In order to help you consider which companies to invest in, we’ve found 5 engineering and technology companies with a general growth sentiment over the next few years. This means that analysts and the public believe that all of these engineering and technology companies will grow in stock price in the long term and often short term. With that said, this isn’t a recommendation to invest, we purely wanted to see what cool and interesting engineering and technology companies are out there to grab some stake in!
[Image Source: Coolcaesar/Wikimedia Commons]
iRobot specialized in robotics for both commercial and military applications. Odds are that many of you have even owned one of their robots. They manufacture autonomous cleaning robots, famously the Roomba and other floor cleaners. While this may sound like a niche industry, their portfolio is fairly diversified within the robotics sector. Home robots make up about 60% of their revenue whereas military robotics technology covers the remaining 40%. Home robot sales are expected to grow overseas in China and Latin America in the coming years and iRobot is moving some of their manufacturing to cheaper locations.
From a technical standpoint, their stock has seen a 230% gain in the last year with prices down in last month at the time of writing. In the short term, the stock price for iRobot isn’t expected to grow by significant means, but long-term prospects still look good.
IPG Photonics (IPGP)
[Image Source: IPG Photonics]
IPG Photonics owns 70% of the total market for industrial fiber-optic lasers that cut and weld parts for planes, cars and electronics. Their fiber lasers are faster, more accurate, and require less energy than traditional lasers which gives them a one up in the industry. Demand for laser welding and joining is expected to rise with automation in the manufacturing sector growing even further. The company has a low-cost structure compared to competitors because it builds its own laser diodes and pumps. In the last year, their stock has gained 187% and 10% in the last month alone. Consensus targets from analysts expect continued rise of the stock this year to about $160 per share.
LAM Research (LRCX)
[Image Source: Lam Research/Wikimedia Commons]

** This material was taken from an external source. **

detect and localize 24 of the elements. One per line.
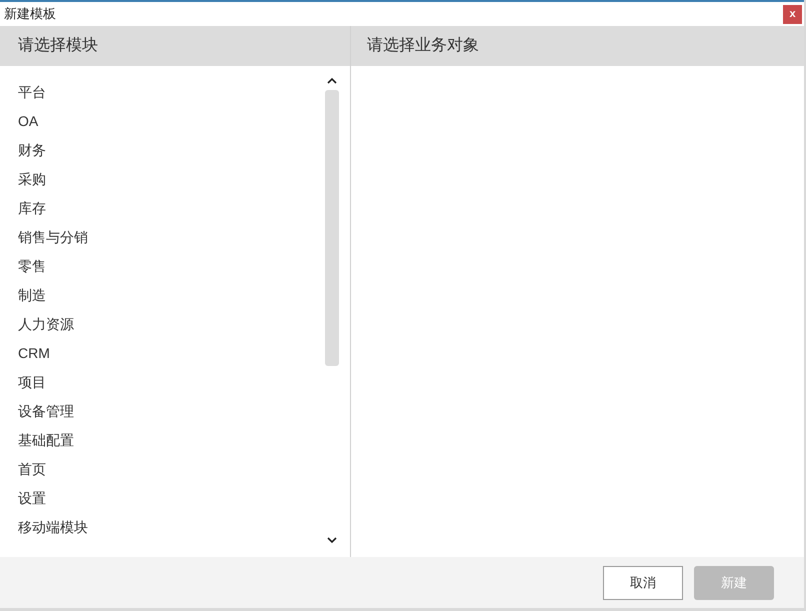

LAM Research has seen significant stock growth in the last year and is projected to continue on an upward trend. LAM is specifically involved in the microchip industry, but not in production. They create the equipment that Samsung and others use to install flash memory on semiconductors. Their technology is used in the manufacturing of iPhones to Tesla automobiles. Because flash memory has been a growing electronic sector, LAM has seen significant growth to keep up with the need for installing such equipment. Historically, LAM was affected by the cyclical nature of the semiconductor industry, but now that this industry seems solid for the future, so too do analysts’ general consensuses for LAM Research.

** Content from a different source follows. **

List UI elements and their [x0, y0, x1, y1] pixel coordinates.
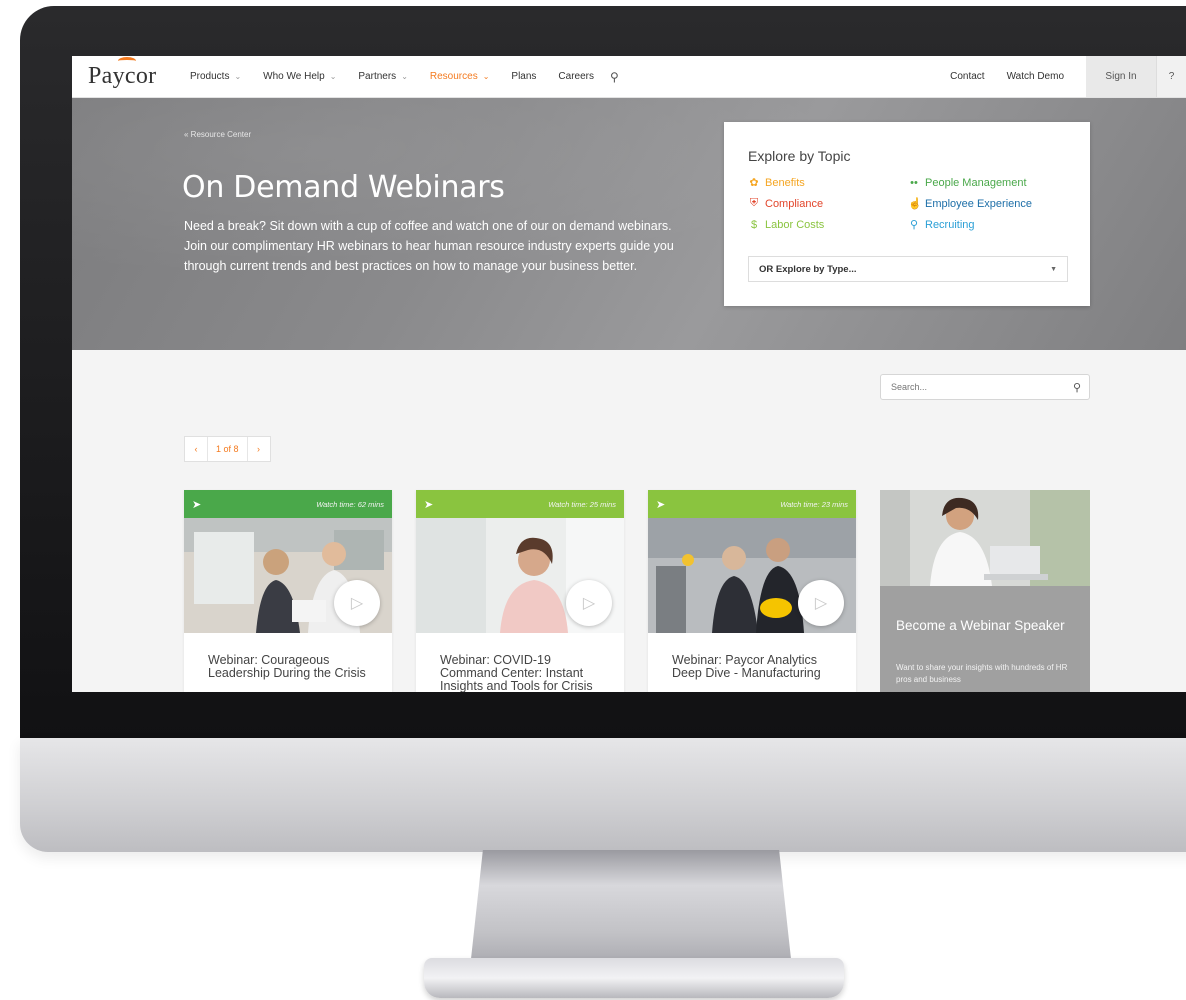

[Image Source: Coolcaesar/Wikimedia Commons]
Chances are that if you’re an engineer you have used Autodesk’s products. The company is specifically a software company that has many hundred programs in their portfolio. They began in the 1980s as the original producers of AutoCAD but now have branched out into virtually every engineering and creative software industry. Their stock has seen 100% growth in the last year and despite a slight downturn in technology stocks as of recent, ADSK seems to be back with upward momentum. They recently appointed a new CEO who continues to drive the software subscription model of the company. Many have resisted software subscription models as the transition has taken place in the industry, but economic trends continue to prove that this model will yield considerable growth. Autodesk’s stock is considerably tied to the growth of the engineering and manufacturing sector as a whole as well as the Silicon Valley technology sector.

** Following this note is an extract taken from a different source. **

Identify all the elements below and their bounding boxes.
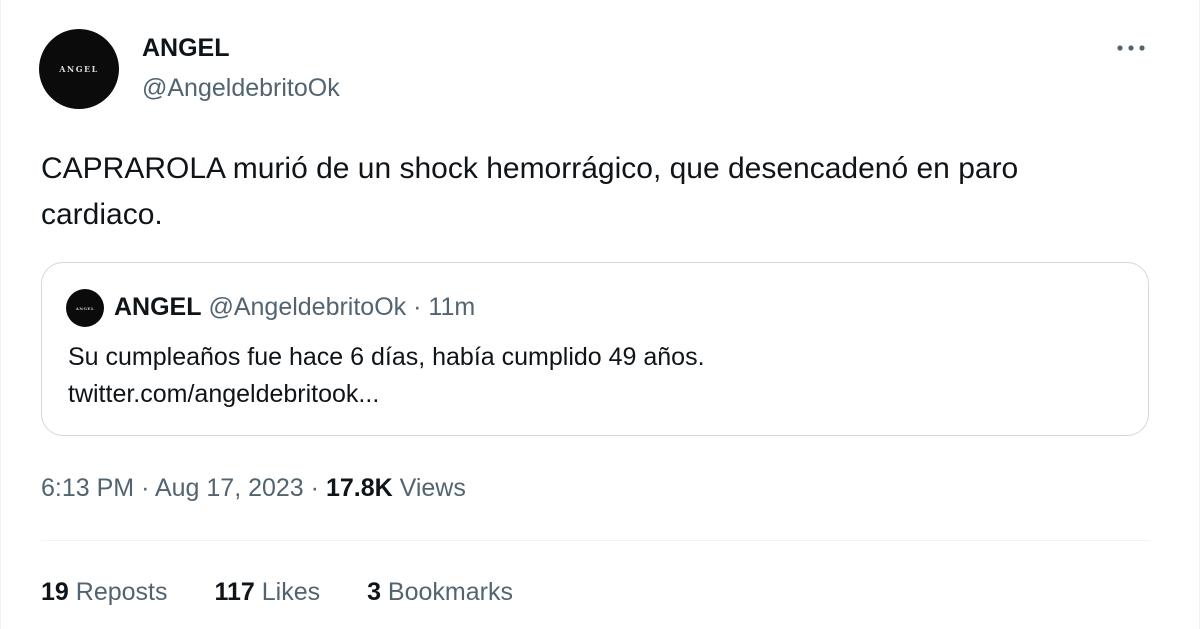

[Image Source: Wesley Fryer/Flickr]
You’ve probably heard of Tesla and all of the advancements made by them as of the last few years. Their stock continues to be strong in the long term but is seeing a short-term decline. Analysts expect continued decline in the price for the rest of the year, however, long-term growth predicts over an over 100% rise in the next year or two. Tesla engages in the production of batteries, luxury and consumer cars, and now, solar panel roofing. Given the growing trend by much of the world to shift to electric vehicles and the seeming monopoly held by Tesla in battery technology, it remains a good long-term investment.